Nowy sezon działalności naszego DKK rozpoczął się w ciepłą wrześniową sobotę 3. września od odwiedzin zaprzyjaźnionych z nami śremskich klubowiczek. Ciekawym doświadczeniem było – po kilku latach spędzonych na rozmowach o literaturze – w rodzimej bibliotece, niekiedy w kinie, teatrze lub kafejce, poznać osoby sobie podobne z innych klubów i bibliotek, wymienić poglądy w nieco szerszym gronie.
Nowotomyślanki zabrały swych gości w fascynującą podróż po unikatowym dorobku miasta. Podczas spaceru nie zabrakło ożywionych dysput, dzielenia się doświadczeniami zebranymi przez prawie 5 lat istnienia naszych klubów, opiniami nie tylko na tematy literackie.
Gospodynie naszego DKK – Aleksandra Suwiczak i Renata Świtała wraz z licznie zebranymi klubowiczkami przyjęły panie ze Śremu w naszej książnicy, oprowadzając po wszystkich działach i zapraszając na wspólne, połączone w siłę klubowe spotkanie.
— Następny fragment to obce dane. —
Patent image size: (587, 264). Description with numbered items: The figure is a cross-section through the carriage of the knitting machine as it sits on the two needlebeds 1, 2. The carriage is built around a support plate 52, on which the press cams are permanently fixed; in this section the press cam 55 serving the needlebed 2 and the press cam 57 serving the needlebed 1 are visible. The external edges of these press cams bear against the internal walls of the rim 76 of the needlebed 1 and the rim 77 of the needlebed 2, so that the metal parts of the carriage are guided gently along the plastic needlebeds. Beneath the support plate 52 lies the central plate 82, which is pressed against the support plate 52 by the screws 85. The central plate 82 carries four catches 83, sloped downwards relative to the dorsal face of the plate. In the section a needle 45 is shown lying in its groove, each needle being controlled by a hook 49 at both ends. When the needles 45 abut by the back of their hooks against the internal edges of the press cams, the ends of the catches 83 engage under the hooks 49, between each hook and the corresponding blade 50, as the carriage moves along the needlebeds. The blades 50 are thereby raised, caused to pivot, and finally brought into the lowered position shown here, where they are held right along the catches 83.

Niewiele trzeba było, aby przy poczęstunku rozwinęła się żarliwa dyskusja o jednym z przedstawicieli literatury francuskiej oraz polskich klasykach, pozwalająca przynajmniej częściowo odkryć wzajemne upodobania literackie.
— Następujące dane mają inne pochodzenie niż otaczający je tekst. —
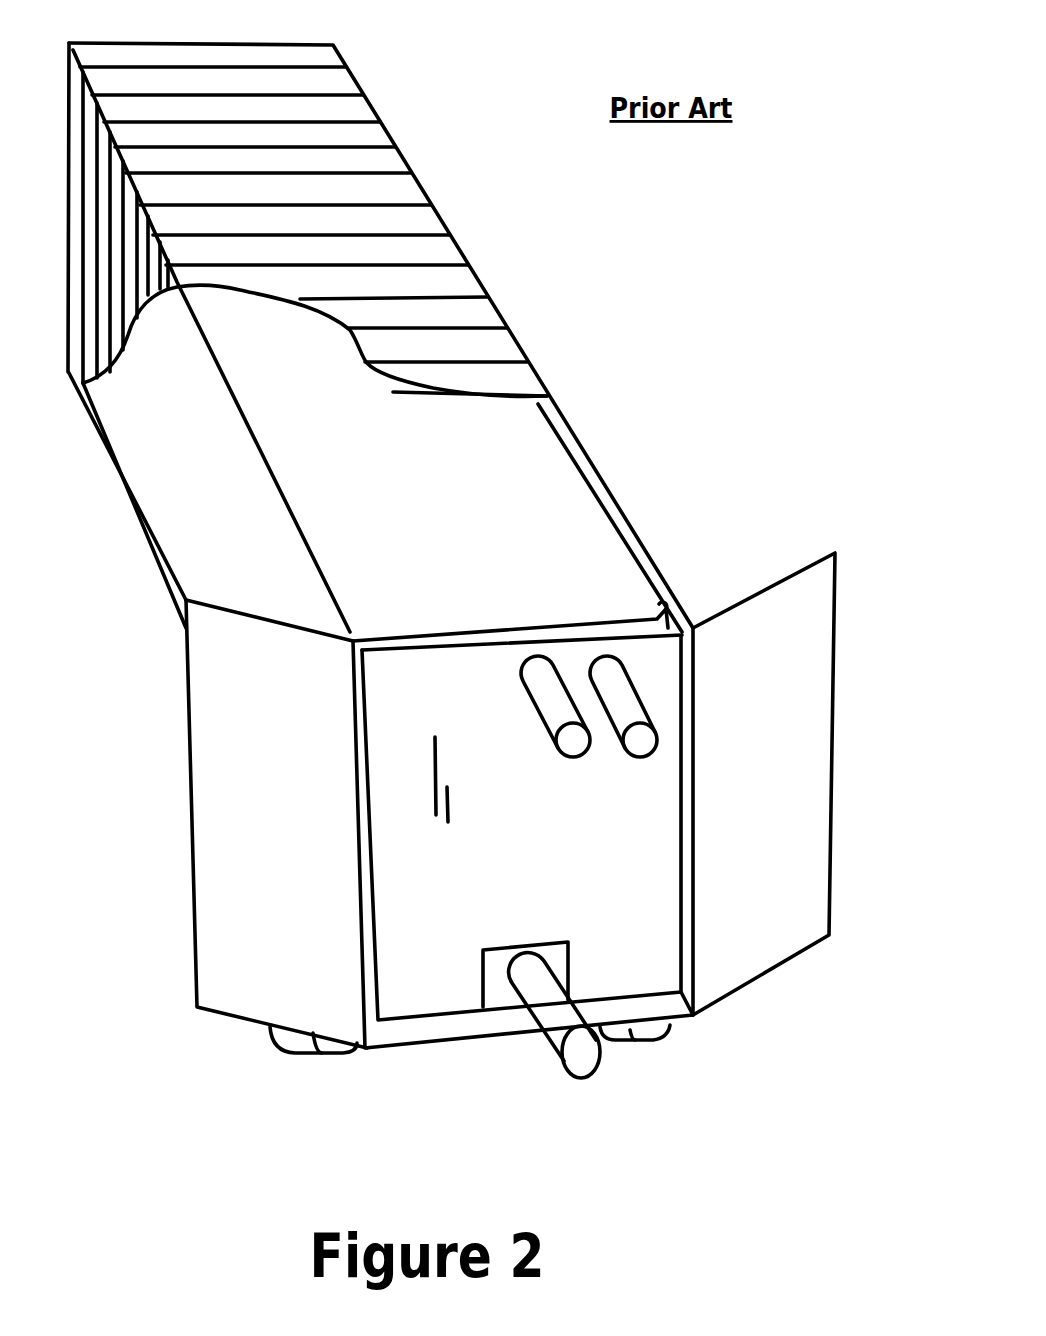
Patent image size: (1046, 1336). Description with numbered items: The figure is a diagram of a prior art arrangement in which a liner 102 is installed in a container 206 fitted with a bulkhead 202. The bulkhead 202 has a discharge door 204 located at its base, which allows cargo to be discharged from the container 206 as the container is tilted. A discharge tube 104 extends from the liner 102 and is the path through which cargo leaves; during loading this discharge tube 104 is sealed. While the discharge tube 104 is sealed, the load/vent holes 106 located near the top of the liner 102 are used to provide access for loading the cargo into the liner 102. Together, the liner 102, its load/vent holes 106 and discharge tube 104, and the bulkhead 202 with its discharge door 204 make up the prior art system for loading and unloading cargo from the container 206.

The liner 102 is at (595, 568).
The discharge tube 104 is at (550, 1035).
The load/vent holes 106 is at (640, 757).
The bulkhead 202 is at (392, 677).
The discharge door 204 is at (497, 957).
The container 206 is at (327, 107).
Niespodzianką był wiklinowy spacer po mieście, który zawiódł wycieczkę prosto do Muzeum Chmielarstwa i Wikliniarstwa. Po drodze nie obyło się bez zdjęć wśród wiklinowych symboli: muszli koncertowej, kosza-giganta i sympatycznego Tomysa, który zasiada na tarasie kawiarniAgatka. W samym parku panie podziwiały kolejne wiklinowe atrakcje: wigloo, konia, trabanta, gorset, a także komodę z papieru i najstarszy eksponat – torbę z kory brzozy. W plenerze szezlongi, fotele pokonkursowe eksponaty m.in. z Holandii, Gwinei, Senegalu, Australii i Ekwadoru. W trakcie obiadu pracownik muzeum Mariola Wittchen zaprezentowała sztukę wyplatania kosza. Goście wyjechali z naszego miasta pełni wrażeń z planami już na kolejne spotkanie. Warto dodać, że wśród gości ze Śremu znalazła się mama Olgi Rudnickiej – autorki powieści kryminalnych: Martwe Jezioro”, Czy ten rudy kot to pies?, Zacisze 13 i Zacisze 13 Powrót. Nowotomyski DKK otrzymał w prezencie najnowsza powieść autorki pt. Natalii 5.
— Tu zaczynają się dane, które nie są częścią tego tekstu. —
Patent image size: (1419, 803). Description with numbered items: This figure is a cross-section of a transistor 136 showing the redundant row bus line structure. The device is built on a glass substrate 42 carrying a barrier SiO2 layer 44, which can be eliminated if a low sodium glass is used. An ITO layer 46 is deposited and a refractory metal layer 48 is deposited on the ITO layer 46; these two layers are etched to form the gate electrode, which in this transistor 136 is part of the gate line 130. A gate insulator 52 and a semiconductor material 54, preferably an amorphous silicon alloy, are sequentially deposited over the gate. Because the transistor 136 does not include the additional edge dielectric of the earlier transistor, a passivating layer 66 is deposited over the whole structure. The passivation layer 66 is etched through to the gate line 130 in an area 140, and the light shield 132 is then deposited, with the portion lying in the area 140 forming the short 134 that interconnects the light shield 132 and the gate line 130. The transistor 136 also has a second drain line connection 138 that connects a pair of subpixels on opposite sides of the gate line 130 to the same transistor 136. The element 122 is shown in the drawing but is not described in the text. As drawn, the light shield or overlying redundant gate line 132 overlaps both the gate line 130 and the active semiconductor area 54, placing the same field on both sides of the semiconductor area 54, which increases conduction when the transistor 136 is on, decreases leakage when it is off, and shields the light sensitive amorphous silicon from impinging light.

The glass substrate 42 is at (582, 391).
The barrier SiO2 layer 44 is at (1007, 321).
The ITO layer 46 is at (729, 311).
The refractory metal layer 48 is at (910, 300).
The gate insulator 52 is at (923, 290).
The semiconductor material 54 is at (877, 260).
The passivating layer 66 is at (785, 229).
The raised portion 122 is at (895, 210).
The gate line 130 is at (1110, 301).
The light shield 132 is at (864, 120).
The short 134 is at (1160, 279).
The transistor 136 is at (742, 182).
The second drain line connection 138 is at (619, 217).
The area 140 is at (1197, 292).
13. września klubowe spotkanie a poświęcone było książce współczesnej autorki Grażyny Plebanek pt. Nielegalne związki. Oto jej klubowa recenzja, zredagowana przez moderatora Aleksandrę Tabaczyńską:
Podczas omawiania lektury wszyscy uczestnicy zgodnie stwierdzili, że historia o dylematach polskich emigrantów, ze schematycznym romansem w tle, jest po prostu nudna. Czytając tę brukselską opowieść urzędniczą nasuwa się kilka pytań. Przede wszystkim, do kogo ta książka jest skierowana i czy wnosi cokolwiek nowego w szeroko już wykorzystaną w literaturze problematykę płci, społecznych ról i uwarunkowań, które czynią kobietę i mężczyznę istotami tak bardzo od siebie różnymi, choć idealnie uzupełniającymi się. Czy miano literatury erotycznej w odniesieniu do tej powieści wystarczająco wyjaśnia jej charakter? W końcu, czy bohaterowie Plebanek mają jakąkolwiek siłę oddziaływania na wyobraźnię czytelnika? Niestety „Nielegalne związki” to książka z wielkimi autorskimi ambicjami, ale jednocześnie kompletnie niewiarygodna. W tym romansie zdaniem czytelniczek DKK zabrakło jakiejkolwiek podbudowy psychologicznej bohaterów. Śmieszność wzbudzał też język erotyczny, który w języku polskim jest w tej kwestii ubogi, najczęściej wulgarny lub medyczny albo dziwacznie zdrobniały. – Ileż scen erotycznych można znieść na 300 stronach powieści Plebanek – pytały retorycznie klubowiczki i wszyscy mieliśmy wrażenie, że fabuła jest tylko dodatkiem do scen łóżkowych, a motywy postępowania bohaterów są tak wydumane, że aż trudno nawet o nich dyskutować. Nowotomyski DKK jest na – Nie dla Nielegalnych związków Grażyny Plebanek.